As of now, the only effective remedy to control the pandemic is a complete worldwide lockdown. Almost all affected countries are undergoing a lockdown. Therefore, most companies/firms/financial institutes are compelled to allow their employees to “work from home” for maintaining business continuity. Many business-related activities have been shifted to the internet, ranging from online meetings, online coordination with clients and customers, financing, email, WhatsApp communication, etc.
Due to the ramifications of work from home, proprietary data of large and small organisations is being accessed from laptops and home PCs that are not equipped with the latest security updates and the same level of firewall and security as in office setups. It has been observed that the home Wi-Fi systems of employees have a very low level of security standard and the same is an open invitation to the Cyber Hackers to get access to the laptop & home PCs and the data stored in it.
On the other end, Cyber Hackers are already knocking on virtual gateways, looking for a new entry point to access the personal details. I believe this is exactly the time when Cyber Hackers get creative with their malafide intentions of hacking the devices and stealing data and confidential personal details.
In the last three months, almost 51,000 coronavirus-related domains have been registered among which 30,000 new coronavirus-related domains were registered only in the last month of March, out of which 0.4 percent i.e. 131 were identified as malicious and 9% i.e. 2,777 are suspicious and same are under investigation. The below graph is clearly reflecting the sharp increase in coronavirus domains registration:
Lt. Gen. Rajesh Pant who is associated with India’s National Cyber Security Coordinator has reported that almost 4,000 fraud portals related to coronavirus have been registered globally by the Cyber Criminals in the last two months only.
Since mid-February, an escalation in the number of coronavirus-related cyber-attacks is being noticed and in the last 20 days, the number of cyber-attack has increased drastically from a few hundred to as high as over 5,000 on 28th March 2020. The below graph is clearly reflecting the escalation in the number of coronavirus cyber-attack.

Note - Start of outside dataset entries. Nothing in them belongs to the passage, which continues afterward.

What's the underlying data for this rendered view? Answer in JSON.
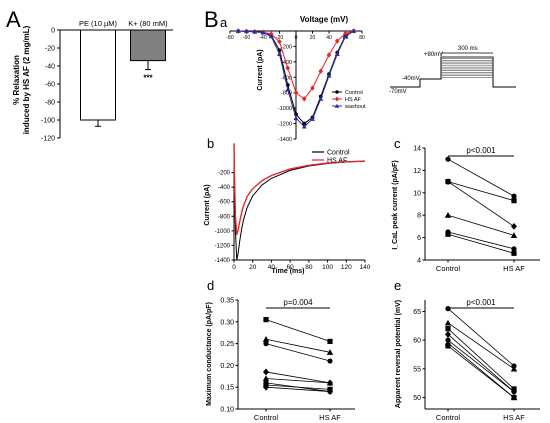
{
  "panel_letters": {
    "A": "A",
    "B": "B",
    "a": "a",
    "b": "b",
    "c": "c",
    "d": "d",
    "e": "e"
  },
  "chart_data": [
    {
      "id": "A",
      "type": "bar",
      "categories": [
        "PE (10 µM)",
        "K+ (80 mM)"
      ],
      "values": [
        -100,
        -34
      ],
      "errors": [
        7,
        10
      ],
      "colors": [
        "#ffffff",
        "#808080"
      ],
      "significance": [
        "",
        "***"
      ],
      "ylabel_lines": [
        "% Relaxation",
        "induced by HS AF (2 mg/mL)"
      ],
      "yticks": [
        "0",
        "-20",
        "-40",
        "-60",
        "-80",
        "-100",
        "-120"
      ],
      "ylim": [
        -120,
        0
      ]
    },
    {
      "id": "Ba",
      "type": "line",
      "title": "Voltage (mV)",
      "ylabel": "Current (pA)",
      "xlim": [
        -80,
        80
      ],
      "ylim": [
        -1400,
        0
      ],
      "xticks": [
        "-80",
        "-60",
        "-40",
        "-20",
        "0",
        "20",
        "40",
        "60",
        "80"
      ],
      "yticks": [
        "-200",
        "-400",
        "-600",
        "-800",
        "-1000",
        "-1200",
        "-1400"
      ],
      "x": [
        -70,
        -60,
        -50,
        -40,
        -30,
        -20,
        -10,
        0,
        10,
        20,
        30,
        40,
        50,
        60,
        70
      ],
      "series": [
        {
          "name": "Control",
          "color": "#000000",
          "marker": "circle",
          "values": [
            0,
            -5,
            -10,
            -20,
            -60,
            -250,
            -700,
            -1080,
            -1200,
            -1120,
            -850,
            -560,
            -280,
            -60,
            0
          ]
        },
        {
          "name": "HS AF",
          "color": "#e8262a",
          "marker": "diamond",
          "values": [
            0,
            -5,
            -10,
            -15,
            -40,
            -140,
            -480,
            -800,
            -880,
            -740,
            -520,
            -310,
            -130,
            -30,
            0
          ]
        },
        {
          "name": "washout",
          "color": "#2c2ca8",
          "marker": "triangle",
          "values": [
            0,
            -5,
            -10,
            -20,
            -70,
            -300,
            -760,
            -1130,
            -1240,
            -1140,
            -880,
            -580,
            -300,
            -70,
            0
          ]
        }
      ],
      "protocol": {
        "holding": "-70mV",
        "step1": "-40mV",
        "step2": "+80mV",
        "duration": "300 ms"
      }
    },
    {
      "id": "Bb",
      "type": "line",
      "xlabel": "Time (ms)",
      "ylabel": "Current (pA)",
      "xlim": [
        0,
        140
      ],
      "ylim": [
        -1400,
        0
      ],
      "xticks": [
        "0",
        "20",
        "40",
        "60",
        "80",
        "100",
        "120",
        "140"
      ],
      "yticks": [
        "-200",
        "-400",
        "-600",
        "-800",
        "-1000",
        "-1200",
        "-1400"
      ],
      "t": [
        0,
        0.5,
        1.5,
        3,
        4.5,
        6,
        8,
        10,
        14,
        20,
        30,
        40,
        60,
        80,
        100,
        120,
        140
      ],
      "series": [
        {
          "name": "Control",
          "color": "#000000",
          "values": [
            200,
            -300,
            -1000,
            -1400,
            -1300,
            -1150,
            -990,
            -860,
            -680,
            -520,
            -370,
            -280,
            -170,
            -110,
            -75,
            -55,
            -45
          ]
        },
        {
          "name": "HS AF",
          "color": "#e8262a",
          "values": [
            200,
            -250,
            -800,
            -1050,
            -980,
            -880,
            -760,
            -660,
            -530,
            -420,
            -310,
            -240,
            -150,
            -100,
            -70,
            -52,
            -42
          ]
        }
      ]
    },
    {
      "id": "Bc",
      "type": "scatter",
      "ylabel": "I_CaL peak current (pA/pF)",
      "categories": [
        "Control",
        "HS AF"
      ],
      "significance": "p<0.001",
      "ylim": [
        4,
        14
      ],
      "yticks": [
        "4",
        "6",
        "8",
        "10",
        "12",
        "14"
      ],
      "pairs": [
        [
          13,
          9.7
        ],
        [
          11,
          9.3
        ],
        [
          11,
          7
        ],
        [
          8,
          6.2
        ],
        [
          6.5,
          5
        ],
        [
          6.3,
          4.6
        ]
      ],
      "markers": [
        "circle",
        "square",
        "diamond",
        "triangle",
        "circle",
        "square"
      ]
    },
    {
      "id": "Bd",
      "type": "scatter",
      "ylabel": "Maximum conductance (pA/pF)",
      "categories": [
        "Control",
        "HS AF"
      ],
      "significance": "p=0.004",
      "ylim": [
        0.1,
        0.35
      ],
      "yticks": [
        "0.10",
        "0.15",
        "0.20",
        "0.25",
        "0.30",
        "0.35"
      ],
      "pairs": [
        [
          0.305,
          0.255
        ],
        [
          0.26,
          0.23
        ],
        [
          0.25,
          0.21
        ],
        [
          0.185,
          0.16
        ],
        [
          0.17,
          0.16
        ],
        [
          0.16,
          0.14
        ],
        [
          0.155,
          0.145
        ],
        [
          0.15,
          0.14
        ]
      ],
      "markers": [
        "square",
        "triangle",
        "circle",
        "diamond",
        "triangle",
        "circle",
        "square",
        "diamond"
      ]
    },
    {
      "id": "Be",
      "type": "scatter",
      "ylabel": "Apparent reversal potential (mV)",
      "categories": [
        "Control",
        "HS AF"
      ],
      "significance": "p<0.001",
      "ylim": [
        48,
        67
      ],
      "yticks": [
        "50",
        "55",
        "60",
        "65"
      ],
      "pairs": [
        [
          65.5,
          55.5
        ],
        [
          63,
          55
        ],
        [
          62,
          51.5
        ],
        [
          61,
          51
        ],
        [
          60,
          51
        ],
        [
          59.5,
          50
        ],
        [
          59,
          50
        ]
      ],
      "markers": [
        "circle",
        "triangle",
        "square",
        "diamond",
        "circle",
        "triangle",
        "square"
      ]
    }
  ]
}
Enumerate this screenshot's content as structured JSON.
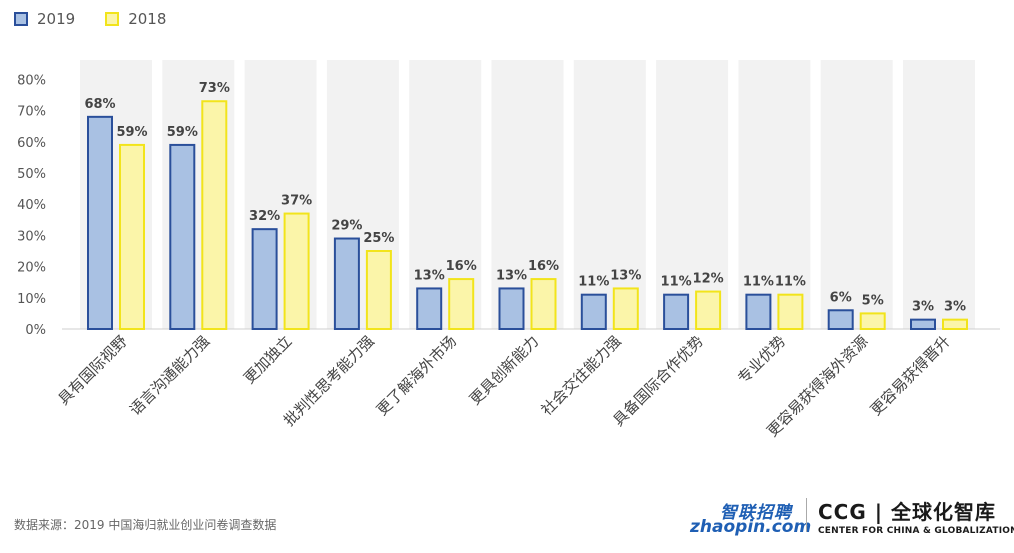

It is also identified in a study that the video meeting application zoom which is widely being used nowadays is vulnerable and employees who are using zoom may be targeted by the Cyber Hackers easily, therefore, experts are advising to either use the alternate video meeting application or use the zoom application in a browser.
Similarly, in the last few weeks, some business email interruption frauds have come to notice where Office 365 or Gmail accounts are being hacked through a phishing email. Thereafter, hackers send fraudulent invoice emails purporting to be from legitimate vendors and claiming that the business's banking details have changed for transferring the money to the hacker’s account.
Cyber Hackers are easily getting access to the systems [laptops and personal PCs] which are not equipped with the security software and the latest firewall or are not being operated in cyber hygienic conditions. Thereafter, Cyber Hackers demand the ransom to release the sensitive data of the organisations. If the ransom is denied, paying the ransom, they may sell the data, and in addition to that, may notify the customers/clients of the Enterprises/Companies that their data has been compromised.
There is a big issue of jurisdiction in the era of the internet and the medium of the internet does not recognize the sovereignty and territorial limitations. It is always difficult to send a cybercriminal behind the bars, who is sitting across the border and territorial jurisdiction of the state because of a lack of uniform international jurisdictional law. It is believed that cybercriminals are 10 steps ahead in cyber technology from law enforcement agencies and India IT Act 2000, which was last amended in 2008, does not have clarity on some new and technical aspects of cybercrime. Therefore, it is advisable that prevention is the best cure rather than investigation and subsequent prosecution of offences.